His demand recalls the peculiarly American history of antagonism to Catholic immigrants. In the 19th and early 20th centuries, when immigrants from Catholic countries such as Ireland, Poland and Italy began to arrive in great numbers, anti-Catholic sentiment ran high. New immigration laws like the 1921 Emergency Quota Act limited the number of people who could enter the country legally, to 3% of each nationality’s population according to the 1910 Census. Catholic churches became centers of social life and legal protection for people who were deemed incapable of being assimilated due to their faith.
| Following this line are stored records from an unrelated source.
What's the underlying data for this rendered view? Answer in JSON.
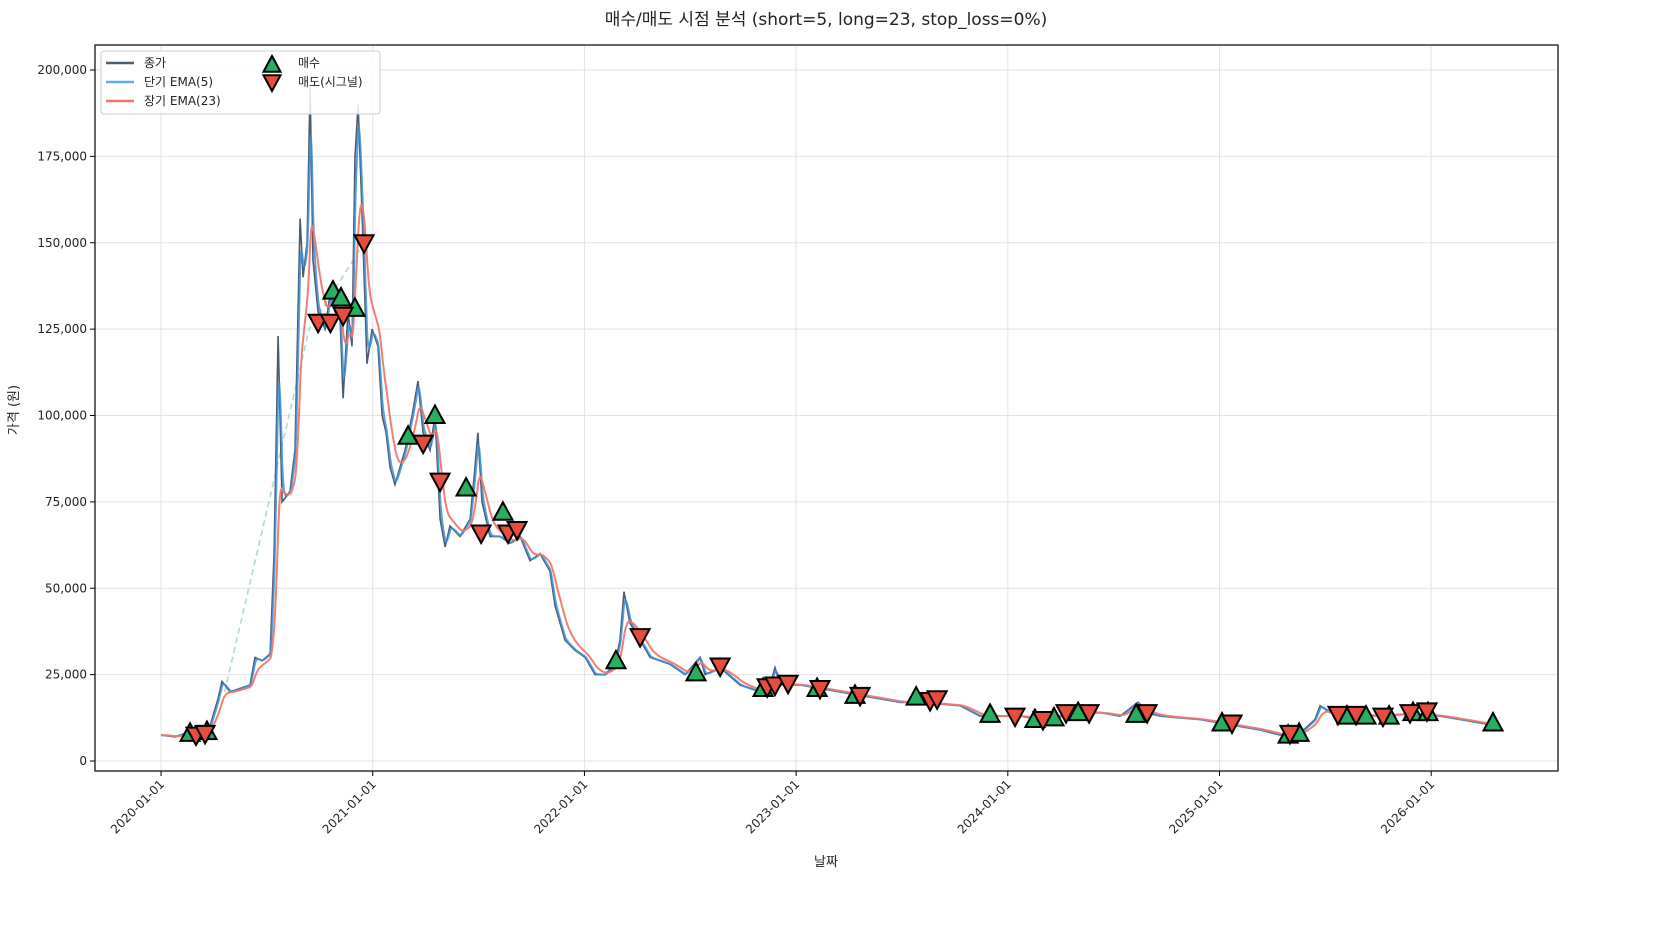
{
  "chart_data": {
    "type": "line",
    "title": "매수/매도 시점 분석 (short=5, long=23, stop_loss=0%)",
    "xlabel": "날짜",
    "ylabel": "가격 (원)",
    "xlim": [
      2019.688,
      2026.599
    ],
    "ylim": [
      -2894,
      207236
    ],
    "grid": true,
    "legend_position": "top-left",
    "x_ticks": [
      {
        "value": 2020,
        "label": "2020-01-01"
      },
      {
        "value": 2021,
        "label": "2021-01-01"
      },
      {
        "value": 2022,
        "label": "2022-01-01"
      },
      {
        "value": 2023,
        "label": "2023-01-01"
      },
      {
        "value": 2024,
        "label": "2024-01-01"
      },
      {
        "value": 2025,
        "label": "2025-01-01"
      },
      {
        "value": 2026,
        "label": "2026-01-01"
      }
    ],
    "y_ticks": [
      {
        "value": 0,
        "label": "0"
      },
      {
        "value": 25000,
        "label": "25,000"
      },
      {
        "value": 50000,
        "label": "50,000"
      },
      {
        "value": 75000,
        "label": "75,000"
      },
      {
        "value": 100000,
        "label": "100,000"
      },
      {
        "value": 125000,
        "label": "125,000"
      },
      {
        "value": 150000,
        "label": "150,000"
      },
      {
        "value": 175000,
        "label": "175,000"
      },
      {
        "value": 200000,
        "label": "200,000"
      }
    ],
    "legend": [
      {
        "label": "종가",
        "kind": "line",
        "color": "#4a5a70"
      },
      {
        "label": "단기 EMA(5)",
        "kind": "line",
        "color": "#5dade2"
      },
      {
        "label": "장기 EMA(23)",
        "kind": "line",
        "color": "#f1776b"
      },
      {
        "label": "매수",
        "kind": "marker-up",
        "color": "#27ae60"
      },
      {
        "label": "매도(시그널)",
        "kind": "marker-down",
        "color": "#e74c3c"
      }
    ],
    "colors": {
      "close": "#4a5a70",
      "ema_short": "#3d8fd1",
      "ema_long": "#f1776b",
      "buy": "#27ae60",
      "sell": "#e74c3c",
      "trade_link": "#a9dfc4"
    },
    "ema_short_span": 5,
    "ema_long_span": 23,
    "close": [
      [
        2020.0,
        7500
      ],
      [
        2020.066,
        7000
      ],
      [
        2020.113,
        8000
      ],
      [
        2020.184,
        8500
      ],
      [
        2020.231,
        10000
      ],
      [
        2020.269,
        18000
      ],
      [
        2020.288,
        23000
      ],
      [
        2020.326,
        20000
      ],
      [
        2020.373,
        21000
      ],
      [
        2020.42,
        22000
      ],
      [
        2020.444,
        30000
      ],
      [
        2020.477,
        29000
      ],
      [
        2020.515,
        31000
      ],
      [
        2020.534,
        60000
      ],
      [
        2020.553,
        123000
      ],
      [
        2020.572,
        75000
      ],
      [
        2020.609,
        78000
      ],
      [
        2020.633,
        90000
      ],
      [
        2020.657,
        157000
      ],
      [
        2020.671,
        140000
      ],
      [
        2020.69,
        150000
      ],
      [
        2020.704,
        195000
      ],
      [
        2020.718,
        145000
      ],
      [
        2020.742,
        130000
      ],
      [
        2020.775,
        125000
      ],
      [
        2020.798,
        135000
      ],
      [
        2020.822,
        130000
      ],
      [
        2020.846,
        128000
      ],
      [
        2020.86,
        105000
      ],
      [
        2020.883,
        130000
      ],
      [
        2020.902,
        120000
      ],
      [
        2020.916,
        175000
      ],
      [
        2020.931,
        190000
      ],
      [
        2020.949,
        160000
      ],
      [
        2020.973,
        115000
      ],
      [
        2020.997,
        125000
      ],
      [
        2021.025,
        120000
      ],
      [
        2021.044,
        100000
      ],
      [
        2021.063,
        95000
      ],
      [
        2021.082,
        85000
      ],
      [
        2021.105,
        80000
      ],
      [
        2021.129,
        85000
      ],
      [
        2021.153,
        90000
      ],
      [
        2021.186,
        100000
      ],
      [
        2021.214,
        110000
      ],
      [
        2021.238,
        95000
      ],
      [
        2021.271,
        90000
      ],
      [
        2021.294,
        100000
      ],
      [
        2021.318,
        70000
      ],
      [
        2021.342,
        62000
      ],
      [
        2021.365,
        68000
      ],
      [
        2021.412,
        65000
      ],
      [
        2021.46,
        70000
      ],
      [
        2021.483,
        85000
      ],
      [
        2021.497,
        95000
      ],
      [
        2021.516,
        75000
      ],
      [
        2021.554,
        65000
      ],
      [
        2021.601,
        65000
      ],
      [
        2021.648,
        63000
      ],
      [
        2021.696,
        65000
      ],
      [
        2021.743,
        58000
      ],
      [
        2021.79,
        60000
      ],
      [
        2021.837,
        55000
      ],
      [
        2021.861,
        45000
      ],
      [
        2021.908,
        35000
      ],
      [
        2021.956,
        32000
      ],
      [
        2022.003,
        30000
      ],
      [
        2022.05,
        25000
      ],
      [
        2022.097,
        25000
      ],
      [
        2022.144,
        28000
      ],
      [
        2022.168,
        35000
      ],
      [
        2022.187,
        49000
      ],
      [
        2022.215,
        40000
      ],
      [
        2022.263,
        35000
      ],
      [
        2022.31,
        30000
      ],
      [
        2022.404,
        28000
      ],
      [
        2022.475,
        25000
      ],
      [
        2022.546,
        30000
      ],
      [
        2022.57,
        25000
      ],
      [
        2022.641,
        27000
      ],
      [
        2022.735,
        22000
      ],
      [
        2022.83,
        20000
      ],
      [
        2022.877,
        22000
      ],
      [
        2022.9,
        27000
      ],
      [
        2022.924,
        22000
      ],
      [
        2023.018,
        22000
      ],
      [
        2023.113,
        21000
      ],
      [
        2023.207,
        20000
      ],
      [
        2023.302,
        19000
      ],
      [
        2023.396,
        18000
      ],
      [
        2023.491,
        17000
      ],
      [
        2023.585,
        17000
      ],
      [
        2023.68,
        16500
      ],
      [
        2023.774,
        16000
      ],
      [
        2023.868,
        13000
      ],
      [
        2023.963,
        13000
      ],
      [
        2024.057,
        13000
      ],
      [
        2024.152,
        12000
      ],
      [
        2024.247,
        13000
      ],
      [
        2024.341,
        14000
      ],
      [
        2024.436,
        14000
      ],
      [
        2024.53,
        13000
      ],
      [
        2024.615,
        17000
      ],
      [
        2024.648,
        14000
      ],
      [
        2024.719,
        13000
      ],
      [
        2024.813,
        12500
      ],
      [
        2024.908,
        12000
      ],
      [
        2025.002,
        11000
      ],
      [
        2025.097,
        10000
      ],
      [
        2025.191,
        9000
      ],
      [
        2025.286,
        7500
      ],
      [
        2025.38,
        8000
      ],
      [
        2025.451,
        12000
      ],
      [
        2025.475,
        16000
      ],
      [
        2025.522,
        14000
      ],
      [
        2025.616,
        13500
      ],
      [
        2025.758,
        13000
      ],
      [
        2025.853,
        13500
      ],
      [
        2025.947,
        13500
      ],
      [
        2026.041,
        13000
      ],
      [
        2026.136,
        12000
      ],
      [
        2026.231,
        11000
      ],
      [
        2026.278,
        10500
      ]
    ],
    "trade_link": [
      [
        2020.3,
        20000
      ],
      [
        2020.7,
        125000
      ],
      [
        2020.96,
        150000
      ]
    ],
    "buy_points": [
      [
        2020.137,
        8000
      ],
      [
        2020.217,
        8500
      ],
      [
        2020.812,
        136000
      ],
      [
        2020.85,
        134000
      ],
      [
        2020.916,
        131000
      ],
      [
        2021.167,
        94000
      ],
      [
        2021.294,
        100000
      ],
      [
        2021.441,
        79000
      ],
      [
        2021.615,
        72000
      ],
      [
        2022.149,
        29000
      ],
      [
        2022.527,
        25500
      ],
      [
        2022.844,
        21000
      ],
      [
        2023.099,
        21000
      ],
      [
        2023.278,
        19000
      ],
      [
        2023.567,
        18500
      ],
      [
        2023.916,
        13500
      ],
      [
        2024.128,
        12000
      ],
      [
        2024.218,
        12500
      ],
      [
        2024.332,
        14000
      ],
      [
        2024.606,
        13500
      ],
      [
        2025.012,
        11000
      ],
      [
        2025.324,
        7500
      ],
      [
        2025.376,
        8000
      ],
      [
        2025.602,
        13000
      ],
      [
        2025.692,
        13000
      ],
      [
        2025.801,
        13000
      ],
      [
        2025.914,
        14000
      ],
      [
        2025.985,
        14000
      ],
      [
        2026.292,
        11000
      ]
    ],
    "sell_points": [
      [
        2020.165,
        7500
      ],
      [
        2020.208,
        8000
      ],
      [
        2020.742,
        127000
      ],
      [
        2020.8,
        127000
      ],
      [
        2020.86,
        129000
      ],
      [
        2020.959,
        150000
      ],
      [
        2021.238,
        92000
      ],
      [
        2021.318,
        81000
      ],
      [
        2021.512,
        66000
      ],
      [
        2021.639,
        66000
      ],
      [
        2021.682,
        67000
      ],
      [
        2022.263,
        36000
      ],
      [
        2022.641,
        27500
      ],
      [
        2022.863,
        21500
      ],
      [
        2022.9,
        22000
      ],
      [
        2022.962,
        22500
      ],
      [
        2023.113,
        21000
      ],
      [
        2023.302,
        19000
      ],
      [
        2023.633,
        17500
      ],
      [
        2023.666,
        18000
      ],
      [
        2024.034,
        13000
      ],
      [
        2024.166,
        12000
      ],
      [
        2024.275,
        14000
      ],
      [
        2024.384,
        14000
      ],
      [
        2024.658,
        14000
      ],
      [
        2025.059,
        11000
      ],
      [
        2025.333,
        8000
      ],
      [
        2025.56,
        13500
      ],
      [
        2025.645,
        13500
      ],
      [
        2025.772,
        13000
      ],
      [
        2025.9,
        14000
      ],
      [
        2025.98,
        14500
      ]
    ]
  }
}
Pope Francis’ call for sanctuary across religious divisions draws on the Church’s complex history of protecting refugees. In the U.S. and Central America, the Church went on to protect other Catholic immigrants in the Sanctuary Movement of the 1980s. Pope Francis extends that history across the boundaries of faith in order to protect Muslims who are — like early 20th-century Catholics in America — the objects of vilification today.

The reality of mass migration is not new. Opposition to new immigrants on the basis of race, geography and creed is not new. The pope has called for a robust resistance to such prejudices. He has thus asked the world to look carefully at the conditions under which we welcome refugees.

In answering his call, we might take it even further. Instead of identifying quotas, Europe and America alike should “reason not the need,” to use the words of King Lear in his desperate and homeless state. The conditions of hospitality should conform more to the circumstances of the needy than to the economic anxieties of the wealthy.

When the pope comes to the United States, he will be visiting a nation of immigrants — Protestant, Catholic, Jewish, Muslim, and others alike. Many Americans are descended from people who came to this country before anyone counted how many could come. The pope’s call for hospitality reminds us of this, and suggests that our doors should, in turn, be open wide.